Apr 15th, 2019, 10:12 AM

Faculty Spotlight: Clara Delamater

By Claire Price
Professor Clara Delamater has taught at AUP for 19 years. Image credit: Claire Price
Young artists at AUP grow under Professor Clara Delamater's guidance.

On the fifth floor of Combes, creativity flows freely. Meet Clara Delamater, a loyal AUP art teacher of 19 years and a lifelong artist. Clara’s life outside of AUP is immersed in the world of professional art. She is an accomplished sculptress, drawer, and dancer. Clara was born in Neuilly-sur-Seine and raised in Paris, speaking both French and English. She first got involved with art at the Conservatoire Boulogne-Billancourt, where she studied dance. From then on, her artistic journey took her to Julian Academy for graphic arts, Montparnasse School of Art, and the famous Beaux-Arts, before embarking on a seven-year apprenticeship with one of the last French masters of stone carving, Jacques Gestalder. 


Professor Delamater next to a sculpture at the Musée Rodin. Image credit: Claire Price 
Clara first discovered sculpture when she witnessed a sculptor working on her daily route to and from school. “Every time I passed by, it would intrigue me. I used to hide and watch him work. It was like a mystery of how he could go about expressing the human body in stone, with just his knowledge. I think that point in my life did something to me.” Amazingly, she ran into the same artist some years later while she was showcasing her work alongside his at the Grand Palais. Professor Delamater has had the privilege of showing her work in many different places and has received multiple awards, such as the first prize for young sculptors in 1980, presented by the Nationale des Beaux-Arts at the Grand Palais, and the sculpture prize at the Orangerie du Luxembourg in 1984. 

A sculpture by Clara Delamater. Image Credit: The American University of Paris 

One of Delamater's favorite subjects is three-dimensional portraiture. Professor Delamater had the rare opportunity to create a bust of former French president François Mitterand, who sat for her at the Elysée Palace for three hours at a time, twelve times. “He went through very bad times during his power, especially during some attacks. It was interesting to be there two or three weeks after an attack happened. His face totally changed. He was extremely worried, of course. All of that goes into the portrait. When you have very strong ideas going through your head, the face physically changes.”

Mitterand is not the only political figure that she has sculpted. In 1995, she sculpted the bust of General de Gaulle, which is currently shown in a park in Issy-Les-Moulineaux. Her work can also be seen gracing various city halls as well as a few homes, parks, and offices. For example, the Prince of Saudi Arabia is lucky enough to have an onyx bas-relief in his Paris home sculpted by Professor Delamater. 

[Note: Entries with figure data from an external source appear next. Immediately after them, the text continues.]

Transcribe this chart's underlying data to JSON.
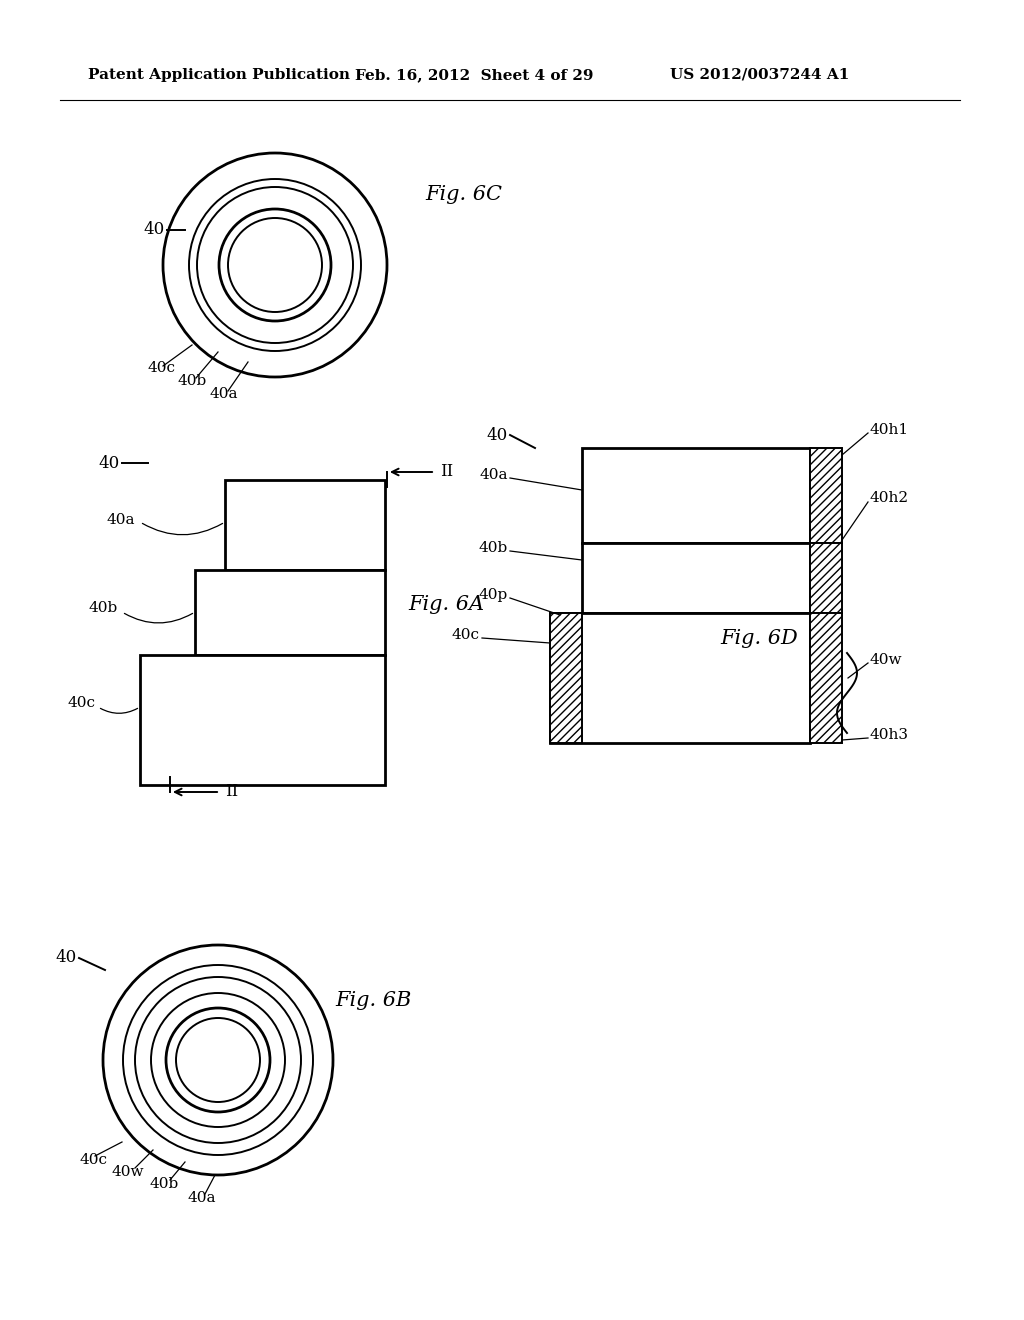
{
  "bg_color": "#ffffff",
  "header_text1": "Patent Application Publication",
  "header_text2": "Feb. 16, 2012  Sheet 4 of 29",
  "header_text3": "US 2012/0037244 A1",
  "fig6C_title": "Fig. 6C",
  "fig6A_title": "Fig. 6A",
  "fig6D_title": "Fig. 6D",
  "fig6B_title": "Fig. 6B"
}
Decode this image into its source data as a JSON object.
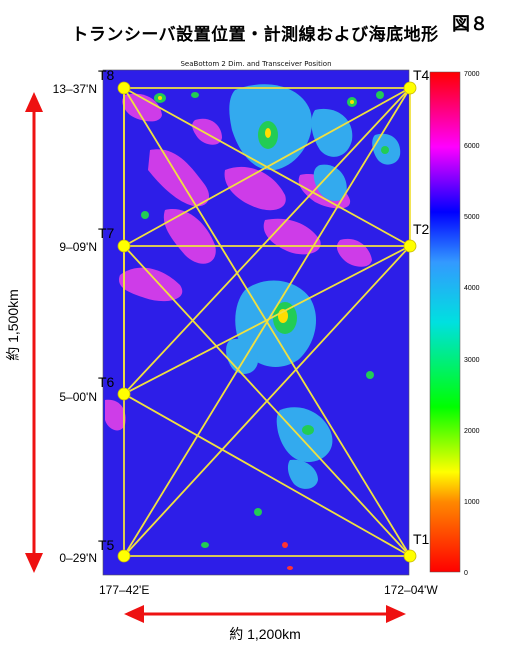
{
  "header": {
    "title": "トランシーバ設置位置・計測線および海底地形",
    "figure_number": "図８"
  },
  "map": {
    "title": "SeaBottom 2 Dim. and Transceiver Position",
    "stations": [
      {
        "id": "T8",
        "label": "T8"
      },
      {
        "id": "T4",
        "label": "T4"
      },
      {
        "id": "T7",
        "label": "T7"
      },
      {
        "id": "T2",
        "label": "T2"
      },
      {
        "id": "T6",
        "label": "T6"
      },
      {
        "id": "T5",
        "label": "T5"
      },
      {
        "id": "T1",
        "label": "T1"
      }
    ],
    "latitude_labels": [
      "13‒37'N",
      "9‒09'N",
      "5‒00'N",
      "0‒29'N"
    ],
    "longitude_labels": [
      "177‒42'E",
      "172‒04'W"
    ],
    "vertical_distance": "約 1,500km",
    "horizontal_distance": "約 1,200km",
    "measurement_lines": [
      [
        "T8",
        "T4"
      ],
      [
        "T8",
        "T7"
      ],
      [
        "T8",
        "T2"
      ],
      [
        "T8",
        "T6"
      ],
      [
        "T8",
        "T1"
      ],
      [
        "T4",
        "T7"
      ],
      [
        "T4",
        "T2"
      ],
      [
        "T4",
        "T6"
      ],
      [
        "T4",
        "T5"
      ],
      [
        "T7",
        "T2"
      ],
      [
        "T7",
        "T6"
      ],
      [
        "T7",
        "T1"
      ],
      [
        "T2",
        "T6"
      ],
      [
        "T2",
        "T5"
      ],
      [
        "T6",
        "T5"
      ],
      [
        "T6",
        "T1"
      ],
      [
        "T5",
        "T1"
      ]
    ],
    "line_color": "#f0e040",
    "station_color": "#ffff00"
  },
  "colorbar": {
    "ticks": [
      "7000",
      "6000",
      "5000",
      "4000",
      "3000",
      "2000",
      "1000",
      "0"
    ],
    "min": 0,
    "max": 7000,
    "colors": [
      "#ff0000",
      "#ffff00",
      "#00ff00",
      "#00e0ff",
      "#0000ff",
      "#ff00ff",
      "#ff0000"
    ]
  },
  "colors": {
    "deep_ocean": "#2d1ee8",
    "arrow_red": "#ee1111"
  }
}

Professor Delamater sculpting President Francois Mitterand in 1987. Image credit: Clara Delamater

Not only is Professor Delamater an accomplished sculptress, but also, of course, a seasoned professor. She first started teaching in 1978 at L’École Des Techniques teaching sculpture. Her teaching career then continued at the prestigious Parsons School of Design in Paris, then, of course, onto The American University of Paris. “What I really enjoy is when I see that the student has enough technique to explore their imagination. And to be freer in a way. That's when I really appreciate that the keys that I've been giving were something that can be used to explore their own world. Their own personality, their own sensitivity, and they sort of let go in a way (of the technique) to be freer.” This passion for sharing her knowledge is evident to her students. One student, Dohaan Kohli, stated, “She is a good teacher. She doesn’t force you to do anything, but instead guides you towards a better end result, and still allows imagination.” 

After 19 successful years at The American University of Paris, Delamater stated fondly, "I love the atmosphere, I love my students, I love teaching, I love transmitting my knowledge." The university will likely see many young artists grow with Professor Delamater in the years to come.